Google Material Design sering disalahpahami sebagai aplikasi yang bisa langsung dipasang di HP. Padahal, yang dimaksud adalah standar desain antarmuka buatan Google yang dipakai untuk membuat tampilan aplikasi dan situs lebih rapi, konsisten, dan mudah digunakan.
Karena itulah, pencarian Material Design di Play Store kerap menimbulkan salah kaprah. Pengguna sebenarnya lebih sering berhadapan dengan panduan desain, komponen antarmuka, atau alat pengembangan yang menerapkan prinsip Material Design, bukan satu aplikasi tunggal.
Material Design Dipakai untuk Apa
Material Design menyediakan panduan soal warna, tipografi, ikon, tata letak, animasi, dan komponen antarmuka. Di dalamnya ada elemen yang sering dipakai developer, seperti tombol, menu, kartu, dan navigasi.
Dengan pendekatan itu, Google ingin pengalaman di berbagai aplikasi terasa seragam dan mudah dipahami. Jadi, Material Design lebih tepat disebut sebagai sistem desain, bukan aplikasi biasa.
4 Cara Mengakses atau Memakainya
| Cara | Langkah Utama | Tujuan |
|---|---|---|
| Install aplikasi Material Design | Cari Material Design atau Material Design 3 di Google Play Store, lalu tekan Install | Mencari aplikasi yang berkaitan dengan Material Design |
| Lewat browser | Buka situs resmi Material Design milik Google melalui browser di HP | Melihat komponen desain dan panduan UI |
| Untuk membuat aplikasi Android | Instal Android Studio, buat proyek baru, lalu tambahkan library Material Components atau Material 3 | Menerapkan Material Design dalam pengembangan aplikasi |
| Memperbarui aplikasi Google | Buka Play Store, pilih Kelola aplikasi & perangkat, lalu perbarui aplikasi Google yang tersedia | Memastikan aplikasi Google tetap diperbarui |
Yang Perlu Dipahami Pengguna HP
Langkah paling dekat bagi pengguna biasa adalah membuka Google Play Store dan mencari aplikasi yang terkait dengan Material Design. Namun, penggunaan utamanya justru lebih sering terjadi lewat browser atau melalui proses pengembangan aplikasi Android di komputer.
mediaindonesia.com menyebut Google Material Design sebagai standar antarmuka yang digunakan di banyak aplikasi Android. Karena itu, manfaat utamanya terasa saat pengguna memakai aplikasi yang mengikuti prinsip desain Google tersebut, bukan saat memasang satu aplikasi khusus bernama Material Design.

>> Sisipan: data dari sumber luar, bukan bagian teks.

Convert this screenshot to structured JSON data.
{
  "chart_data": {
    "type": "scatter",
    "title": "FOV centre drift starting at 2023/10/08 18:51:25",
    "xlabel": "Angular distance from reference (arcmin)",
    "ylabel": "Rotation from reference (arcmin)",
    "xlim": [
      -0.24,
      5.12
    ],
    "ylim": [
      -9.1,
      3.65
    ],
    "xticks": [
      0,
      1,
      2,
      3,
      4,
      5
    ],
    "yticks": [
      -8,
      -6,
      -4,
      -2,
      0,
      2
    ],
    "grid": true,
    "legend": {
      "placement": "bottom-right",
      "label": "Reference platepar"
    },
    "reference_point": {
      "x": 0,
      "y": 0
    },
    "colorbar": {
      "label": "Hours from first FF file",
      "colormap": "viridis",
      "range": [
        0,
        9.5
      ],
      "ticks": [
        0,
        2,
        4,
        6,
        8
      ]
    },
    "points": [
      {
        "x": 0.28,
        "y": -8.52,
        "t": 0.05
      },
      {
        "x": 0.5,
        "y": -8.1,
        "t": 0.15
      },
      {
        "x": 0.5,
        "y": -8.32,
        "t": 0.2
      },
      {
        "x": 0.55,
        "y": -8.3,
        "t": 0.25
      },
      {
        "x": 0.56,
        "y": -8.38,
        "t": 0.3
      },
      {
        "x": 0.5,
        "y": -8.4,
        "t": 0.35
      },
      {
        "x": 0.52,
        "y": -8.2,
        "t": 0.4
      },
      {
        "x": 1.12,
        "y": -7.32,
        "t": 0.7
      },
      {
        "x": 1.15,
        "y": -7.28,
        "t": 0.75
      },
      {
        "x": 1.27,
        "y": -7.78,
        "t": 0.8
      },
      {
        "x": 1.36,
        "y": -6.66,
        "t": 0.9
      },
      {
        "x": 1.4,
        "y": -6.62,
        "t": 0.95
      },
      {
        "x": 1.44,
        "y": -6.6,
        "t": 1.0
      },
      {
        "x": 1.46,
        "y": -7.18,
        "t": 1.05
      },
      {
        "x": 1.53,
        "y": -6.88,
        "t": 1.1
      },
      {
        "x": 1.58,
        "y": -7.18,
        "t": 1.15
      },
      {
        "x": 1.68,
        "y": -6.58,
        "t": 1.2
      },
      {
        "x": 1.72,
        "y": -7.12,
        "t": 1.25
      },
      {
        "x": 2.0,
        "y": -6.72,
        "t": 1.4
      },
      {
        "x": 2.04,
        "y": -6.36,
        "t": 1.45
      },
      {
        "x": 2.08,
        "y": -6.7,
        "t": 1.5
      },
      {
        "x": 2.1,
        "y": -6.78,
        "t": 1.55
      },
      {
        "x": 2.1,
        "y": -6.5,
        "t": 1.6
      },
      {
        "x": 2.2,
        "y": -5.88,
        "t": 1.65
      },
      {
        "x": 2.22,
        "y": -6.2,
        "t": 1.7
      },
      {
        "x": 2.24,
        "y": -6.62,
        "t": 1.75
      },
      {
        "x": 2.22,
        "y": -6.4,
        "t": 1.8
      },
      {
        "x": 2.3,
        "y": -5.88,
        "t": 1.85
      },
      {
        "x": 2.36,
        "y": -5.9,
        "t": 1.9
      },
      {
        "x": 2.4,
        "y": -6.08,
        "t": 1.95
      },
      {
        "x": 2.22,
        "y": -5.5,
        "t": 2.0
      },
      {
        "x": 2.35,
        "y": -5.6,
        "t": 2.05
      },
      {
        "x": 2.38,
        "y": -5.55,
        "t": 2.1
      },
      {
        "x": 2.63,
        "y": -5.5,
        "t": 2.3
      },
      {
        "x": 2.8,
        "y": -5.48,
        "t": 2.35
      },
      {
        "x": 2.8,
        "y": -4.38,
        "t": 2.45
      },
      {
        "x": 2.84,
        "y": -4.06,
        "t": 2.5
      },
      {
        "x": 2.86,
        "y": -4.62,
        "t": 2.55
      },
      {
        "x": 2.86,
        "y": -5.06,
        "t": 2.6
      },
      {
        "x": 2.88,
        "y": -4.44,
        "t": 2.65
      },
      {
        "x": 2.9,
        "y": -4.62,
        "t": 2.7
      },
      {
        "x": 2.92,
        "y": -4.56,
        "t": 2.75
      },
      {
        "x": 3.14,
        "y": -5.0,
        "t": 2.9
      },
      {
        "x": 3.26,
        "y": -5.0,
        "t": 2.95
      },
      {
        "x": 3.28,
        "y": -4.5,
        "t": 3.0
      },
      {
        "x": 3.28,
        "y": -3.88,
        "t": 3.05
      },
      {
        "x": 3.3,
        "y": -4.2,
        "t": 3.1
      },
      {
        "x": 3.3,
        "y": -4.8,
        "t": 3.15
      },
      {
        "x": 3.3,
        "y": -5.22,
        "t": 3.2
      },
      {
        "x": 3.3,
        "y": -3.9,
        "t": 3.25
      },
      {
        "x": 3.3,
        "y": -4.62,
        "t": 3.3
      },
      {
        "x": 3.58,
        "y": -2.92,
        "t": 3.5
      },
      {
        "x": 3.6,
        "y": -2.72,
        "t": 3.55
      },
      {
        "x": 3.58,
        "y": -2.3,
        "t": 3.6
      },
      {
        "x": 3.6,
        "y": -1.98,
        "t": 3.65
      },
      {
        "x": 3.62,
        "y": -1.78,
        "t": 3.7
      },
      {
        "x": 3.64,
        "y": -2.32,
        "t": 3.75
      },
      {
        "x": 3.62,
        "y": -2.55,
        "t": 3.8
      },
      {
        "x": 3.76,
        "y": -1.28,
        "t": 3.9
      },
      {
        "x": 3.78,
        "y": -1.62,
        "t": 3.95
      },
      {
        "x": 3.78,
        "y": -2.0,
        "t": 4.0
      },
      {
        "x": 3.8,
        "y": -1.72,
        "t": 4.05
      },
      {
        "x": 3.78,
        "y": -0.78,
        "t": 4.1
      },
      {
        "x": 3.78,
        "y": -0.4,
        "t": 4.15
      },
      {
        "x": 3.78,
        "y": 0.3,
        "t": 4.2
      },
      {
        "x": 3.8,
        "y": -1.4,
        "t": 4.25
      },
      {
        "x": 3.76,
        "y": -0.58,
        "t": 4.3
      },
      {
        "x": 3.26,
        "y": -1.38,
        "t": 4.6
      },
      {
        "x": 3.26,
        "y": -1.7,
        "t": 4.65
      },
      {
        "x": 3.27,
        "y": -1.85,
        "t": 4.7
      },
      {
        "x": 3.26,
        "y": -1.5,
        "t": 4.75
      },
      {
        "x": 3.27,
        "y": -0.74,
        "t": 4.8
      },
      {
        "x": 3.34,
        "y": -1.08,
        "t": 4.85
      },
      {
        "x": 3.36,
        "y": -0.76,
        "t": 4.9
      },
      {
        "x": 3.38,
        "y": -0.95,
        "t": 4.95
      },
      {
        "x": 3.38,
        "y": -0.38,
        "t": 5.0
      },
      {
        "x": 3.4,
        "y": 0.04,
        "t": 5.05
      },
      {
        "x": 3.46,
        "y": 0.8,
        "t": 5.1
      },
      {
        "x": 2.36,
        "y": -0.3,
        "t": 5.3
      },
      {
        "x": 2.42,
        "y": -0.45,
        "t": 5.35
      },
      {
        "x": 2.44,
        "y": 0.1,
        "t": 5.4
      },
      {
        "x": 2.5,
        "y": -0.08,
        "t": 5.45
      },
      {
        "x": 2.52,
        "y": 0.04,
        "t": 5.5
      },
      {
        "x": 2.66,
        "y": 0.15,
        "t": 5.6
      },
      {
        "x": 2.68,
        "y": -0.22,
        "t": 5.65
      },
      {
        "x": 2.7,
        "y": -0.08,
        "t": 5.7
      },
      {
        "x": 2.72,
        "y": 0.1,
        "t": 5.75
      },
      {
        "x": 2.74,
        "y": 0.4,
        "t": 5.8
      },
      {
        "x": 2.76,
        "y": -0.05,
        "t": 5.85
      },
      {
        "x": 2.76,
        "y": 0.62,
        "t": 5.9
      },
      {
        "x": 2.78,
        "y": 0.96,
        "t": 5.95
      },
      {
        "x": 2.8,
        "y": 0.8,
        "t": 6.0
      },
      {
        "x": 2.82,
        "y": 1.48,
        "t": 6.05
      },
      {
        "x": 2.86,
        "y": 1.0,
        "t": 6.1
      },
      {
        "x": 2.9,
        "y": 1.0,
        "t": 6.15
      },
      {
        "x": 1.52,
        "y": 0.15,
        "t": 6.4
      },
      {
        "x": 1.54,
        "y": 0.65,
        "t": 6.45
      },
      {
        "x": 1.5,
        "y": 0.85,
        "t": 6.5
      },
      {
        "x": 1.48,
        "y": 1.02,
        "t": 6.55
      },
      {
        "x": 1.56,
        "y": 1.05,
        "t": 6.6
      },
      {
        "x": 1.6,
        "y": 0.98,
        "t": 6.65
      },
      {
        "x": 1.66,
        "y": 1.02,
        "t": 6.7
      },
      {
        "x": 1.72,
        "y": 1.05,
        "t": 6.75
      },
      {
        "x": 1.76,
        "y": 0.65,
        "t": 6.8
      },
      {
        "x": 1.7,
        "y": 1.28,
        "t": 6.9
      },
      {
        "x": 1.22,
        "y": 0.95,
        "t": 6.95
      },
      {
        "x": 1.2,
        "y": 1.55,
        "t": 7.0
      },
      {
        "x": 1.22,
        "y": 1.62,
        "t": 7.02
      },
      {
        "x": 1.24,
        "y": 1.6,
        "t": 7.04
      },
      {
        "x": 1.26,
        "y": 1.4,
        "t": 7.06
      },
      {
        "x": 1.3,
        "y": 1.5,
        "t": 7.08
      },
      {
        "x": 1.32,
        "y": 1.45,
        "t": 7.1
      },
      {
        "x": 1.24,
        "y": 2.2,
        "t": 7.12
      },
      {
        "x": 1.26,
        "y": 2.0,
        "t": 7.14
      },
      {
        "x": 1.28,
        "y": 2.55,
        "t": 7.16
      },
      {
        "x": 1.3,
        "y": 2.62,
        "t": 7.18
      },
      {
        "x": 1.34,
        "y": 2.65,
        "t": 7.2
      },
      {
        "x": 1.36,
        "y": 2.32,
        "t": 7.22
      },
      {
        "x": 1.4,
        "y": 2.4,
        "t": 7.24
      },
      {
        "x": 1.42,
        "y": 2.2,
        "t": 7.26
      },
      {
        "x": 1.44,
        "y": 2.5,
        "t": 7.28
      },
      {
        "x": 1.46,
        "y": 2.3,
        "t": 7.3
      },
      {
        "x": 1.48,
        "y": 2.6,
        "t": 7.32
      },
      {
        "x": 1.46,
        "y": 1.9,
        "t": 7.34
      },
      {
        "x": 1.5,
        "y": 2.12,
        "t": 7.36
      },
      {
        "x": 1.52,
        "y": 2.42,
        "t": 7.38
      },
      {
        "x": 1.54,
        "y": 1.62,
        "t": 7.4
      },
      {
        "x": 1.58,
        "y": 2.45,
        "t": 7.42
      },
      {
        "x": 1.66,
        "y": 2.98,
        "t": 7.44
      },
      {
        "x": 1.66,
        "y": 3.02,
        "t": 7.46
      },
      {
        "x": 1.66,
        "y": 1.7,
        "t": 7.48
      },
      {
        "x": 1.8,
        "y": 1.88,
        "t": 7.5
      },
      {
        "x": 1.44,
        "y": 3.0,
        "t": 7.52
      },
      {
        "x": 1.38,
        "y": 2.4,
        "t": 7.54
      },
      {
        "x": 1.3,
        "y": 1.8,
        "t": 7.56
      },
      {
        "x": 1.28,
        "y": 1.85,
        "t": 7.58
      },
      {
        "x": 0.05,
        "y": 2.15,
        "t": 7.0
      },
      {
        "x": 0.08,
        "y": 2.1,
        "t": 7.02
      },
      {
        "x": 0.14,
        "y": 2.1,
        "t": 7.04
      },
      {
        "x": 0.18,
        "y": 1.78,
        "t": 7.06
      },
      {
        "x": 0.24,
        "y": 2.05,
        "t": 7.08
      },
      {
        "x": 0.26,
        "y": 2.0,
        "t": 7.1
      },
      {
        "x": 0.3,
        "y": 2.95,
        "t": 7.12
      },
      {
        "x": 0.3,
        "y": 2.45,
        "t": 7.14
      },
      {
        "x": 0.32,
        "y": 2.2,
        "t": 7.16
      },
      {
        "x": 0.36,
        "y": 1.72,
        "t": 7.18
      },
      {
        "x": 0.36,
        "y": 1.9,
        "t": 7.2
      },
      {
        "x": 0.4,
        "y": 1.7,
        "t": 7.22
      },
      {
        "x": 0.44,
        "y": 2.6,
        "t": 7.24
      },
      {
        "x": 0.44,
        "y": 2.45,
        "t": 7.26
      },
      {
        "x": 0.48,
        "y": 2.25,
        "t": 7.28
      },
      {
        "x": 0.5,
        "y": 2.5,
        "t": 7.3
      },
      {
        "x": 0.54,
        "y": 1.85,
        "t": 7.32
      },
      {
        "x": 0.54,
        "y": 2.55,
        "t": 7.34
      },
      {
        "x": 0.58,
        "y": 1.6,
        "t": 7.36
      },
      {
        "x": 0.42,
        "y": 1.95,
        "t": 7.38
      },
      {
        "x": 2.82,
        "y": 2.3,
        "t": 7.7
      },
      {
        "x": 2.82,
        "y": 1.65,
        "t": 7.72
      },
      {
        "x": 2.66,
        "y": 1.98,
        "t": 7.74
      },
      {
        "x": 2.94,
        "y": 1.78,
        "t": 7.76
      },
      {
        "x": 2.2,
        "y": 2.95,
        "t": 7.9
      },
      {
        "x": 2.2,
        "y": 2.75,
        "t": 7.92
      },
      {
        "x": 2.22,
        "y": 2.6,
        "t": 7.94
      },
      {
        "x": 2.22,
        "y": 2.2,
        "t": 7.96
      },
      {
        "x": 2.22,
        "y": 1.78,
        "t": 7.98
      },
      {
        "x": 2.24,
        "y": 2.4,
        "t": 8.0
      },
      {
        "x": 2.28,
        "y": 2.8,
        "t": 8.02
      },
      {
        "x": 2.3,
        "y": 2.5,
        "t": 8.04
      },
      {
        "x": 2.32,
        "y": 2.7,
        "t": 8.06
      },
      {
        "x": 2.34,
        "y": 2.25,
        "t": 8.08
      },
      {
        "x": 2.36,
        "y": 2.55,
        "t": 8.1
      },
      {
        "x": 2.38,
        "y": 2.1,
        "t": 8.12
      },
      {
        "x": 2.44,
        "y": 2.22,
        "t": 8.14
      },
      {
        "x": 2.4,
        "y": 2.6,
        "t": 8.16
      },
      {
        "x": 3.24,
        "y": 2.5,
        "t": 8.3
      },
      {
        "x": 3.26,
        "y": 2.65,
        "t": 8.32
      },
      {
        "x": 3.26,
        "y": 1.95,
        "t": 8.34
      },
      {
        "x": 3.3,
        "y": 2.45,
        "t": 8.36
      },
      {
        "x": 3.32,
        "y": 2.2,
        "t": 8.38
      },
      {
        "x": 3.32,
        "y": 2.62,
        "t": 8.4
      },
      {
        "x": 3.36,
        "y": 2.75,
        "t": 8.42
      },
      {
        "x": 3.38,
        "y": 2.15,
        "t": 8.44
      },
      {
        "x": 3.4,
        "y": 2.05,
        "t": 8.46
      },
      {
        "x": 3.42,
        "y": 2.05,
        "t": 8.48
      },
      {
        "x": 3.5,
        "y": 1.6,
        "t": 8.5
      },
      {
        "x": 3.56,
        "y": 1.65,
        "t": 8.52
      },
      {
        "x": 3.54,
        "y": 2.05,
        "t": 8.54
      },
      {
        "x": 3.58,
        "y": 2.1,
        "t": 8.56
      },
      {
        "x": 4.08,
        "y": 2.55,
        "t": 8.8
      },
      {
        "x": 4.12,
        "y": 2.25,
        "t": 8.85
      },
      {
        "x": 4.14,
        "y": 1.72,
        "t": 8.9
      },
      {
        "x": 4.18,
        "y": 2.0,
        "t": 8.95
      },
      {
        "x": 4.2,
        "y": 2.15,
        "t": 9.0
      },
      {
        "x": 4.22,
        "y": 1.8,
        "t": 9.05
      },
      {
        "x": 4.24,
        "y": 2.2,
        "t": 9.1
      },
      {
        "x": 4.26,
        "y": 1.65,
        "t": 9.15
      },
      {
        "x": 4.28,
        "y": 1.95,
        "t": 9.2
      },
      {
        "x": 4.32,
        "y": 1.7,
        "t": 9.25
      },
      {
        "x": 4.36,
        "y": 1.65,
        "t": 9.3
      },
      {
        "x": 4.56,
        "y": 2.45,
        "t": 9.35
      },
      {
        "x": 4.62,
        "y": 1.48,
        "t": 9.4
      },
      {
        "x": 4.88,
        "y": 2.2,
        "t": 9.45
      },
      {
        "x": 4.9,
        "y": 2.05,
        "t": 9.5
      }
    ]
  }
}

Jika tujuannya belajar tampilan antarmuka, situs resmi Material Design bisa dijadikan acuan. Jika tujuannya membangun aplikasi, Android Studio dan library Material Components atau Material 3 menjadi jalur yang lebih relevan.
Pada akhirnya, Google Material Design bukan fitur yang berdiri sendiri di HP, melainkan kerangka desain yang membantu banyak aplikasi tampil lebih konsisten. Itulah alasan pencarian di Play Store perlu dipahami dengan benar agar pengguna tidak keliru mengira ada satu aplikasi resmi yang wajib diinstal untuk mendapatkan Material Design.